L'Editoriale
Giovedì 30 Settembre 2021
Choc positivo
dalla pandemia
La fotografia dell’economia italiana offerta dalla Nota di aggiornamento del documento di economia e finanza (Nadef) è decisamente a tinte rosee. Il rimbalzo del prodotto interno lordo (Pil) è superiore alle attese sia quest’anno (6%) sia il prossimo (4,7%) e l’indebitamento scende al di sotto della soglia psicologica, ma non per questo meno impegnativa, del 150% rispetto al Pil. I conti pubblici beneficiano sia di risparmi sui costi sia di maggior gettito dai contribuenti. La sensazione che si coglie fra gli analisti e gli operatori economici è che sia qualcosa di più di un mero effetto denominatore, cioè a dire che i dati di oggi si confrontano con quelli particolarmente depressi dell’anno scorso. Si percepisce una sorta di sblocco di energie che erano state compresse anche prima della pandemia e che desiderano oggi esprimersi e realizzarsi pienamente.

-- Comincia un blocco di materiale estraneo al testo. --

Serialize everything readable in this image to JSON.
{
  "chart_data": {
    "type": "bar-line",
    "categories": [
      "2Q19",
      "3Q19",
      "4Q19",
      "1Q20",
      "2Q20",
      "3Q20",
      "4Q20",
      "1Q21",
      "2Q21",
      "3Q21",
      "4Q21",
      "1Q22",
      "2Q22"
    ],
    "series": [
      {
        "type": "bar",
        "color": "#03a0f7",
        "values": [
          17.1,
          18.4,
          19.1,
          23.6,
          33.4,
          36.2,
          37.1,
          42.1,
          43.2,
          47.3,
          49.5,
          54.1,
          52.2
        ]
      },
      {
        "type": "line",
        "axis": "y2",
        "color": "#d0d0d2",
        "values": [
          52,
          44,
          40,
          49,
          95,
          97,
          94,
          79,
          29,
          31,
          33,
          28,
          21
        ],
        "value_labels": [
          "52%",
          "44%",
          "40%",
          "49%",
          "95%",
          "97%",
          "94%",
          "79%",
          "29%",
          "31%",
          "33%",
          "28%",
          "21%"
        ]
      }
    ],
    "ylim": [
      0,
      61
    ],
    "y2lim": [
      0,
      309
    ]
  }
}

Sono sostenute anche dalle speranze e dai progetti connessi con il massiccio piano di rilancio e resilienza, il celebre Pnrr, che mette a disposizione ingenti risorse per nuovi investimenti. La transizione ecologica, la digitalizzazione, il potenziamento infrastrutturale e perfino l’ammodernamento ed efficientamento del patrimonio immobiliare sembrano davvero generare un nuovo slancio per il sistema economico italiano. Lo conferma l’andamento degli investimenti fissi che si colloca già oggi oltre il 15%, al di sopra della crescita del Pil, e per l’anno prossimo è visto al 5,8%. Un quadro decisamente rassicurante.
Ci sono due punti di attenzione. Il primo è che la carenza di materie prime e i ritardi nella fornitura della componentistica dei prodotti inneschi un processo inflazionistico. La Presidente della Bce Christine Lagarde ha tranquillizzato i mercati dicendo di ritenere questo fenomeno temporaneo e quindi non atto a produrre effetti negativi persistenti. Il secondo punto di attenzione è che la ripresa economica italiana è ancora molto legata alle esportazioni. Nel secondo trimestre sono cresciute addirittura del 40%, più di Germania, Francia e Spagna, e registreranno un aumento annuo del 14% nel 2021 e del 6% nel 2022. Ciò non è un male di per sé, se non che, come noto, la vocazione all’export è molto differenziata nel nostro Paese: molto più presente al Nord, meno al Centro e poco al Sud. Ne scaturirà un’ulteriore divaricazione dei tassi di crescita fra le aree geografiche, accentuando una tendenza che già si coglieva da tempo. Una conferma indiretta viene dai dati sulla disoccupazione che, nonostante il quadro complessivamente positivo, non è vista in calo nei prossimi anni. Eppure tutti gli imprenditori con cui si parla lamentano grandi difficoltà a reperire i collaboratori. Evidentemente il problema è geografico, non c’è offerta di lavoro nelle aree meno rivolte all’export, e qualitativo, non sono disponibili le figure professionali ricercate dalle imprese (facendo finta che il reddito di cittadinanza, male concepito e peggio attuato, non sia un disincentivo al lavoro).
Un quadro non esente da qualche ombra ma comunque incoraggiante. Se le prospettive fossero confermate, potremmo assistere a un fenomeno meno paradossale di quanto potrebbe sembrare: la pandemia, con tutto il dolore e i problemi che ha portato, avrebbe costituito uno choc anche positivo, inducendo a mobilitare risorse prima sopite o soffocate. È capitato spesso nella storia economica: la distruzione causata dalle guerre innesca processi di ricostruzione molto dinamici, la peste nera del ’300 è stata la premessa del Rinascimento. Allora ci vollero circa 50 anni, secondo dove collochiamo l’inizio del Rinascimento, ma oggi il mondo è molto più veloce.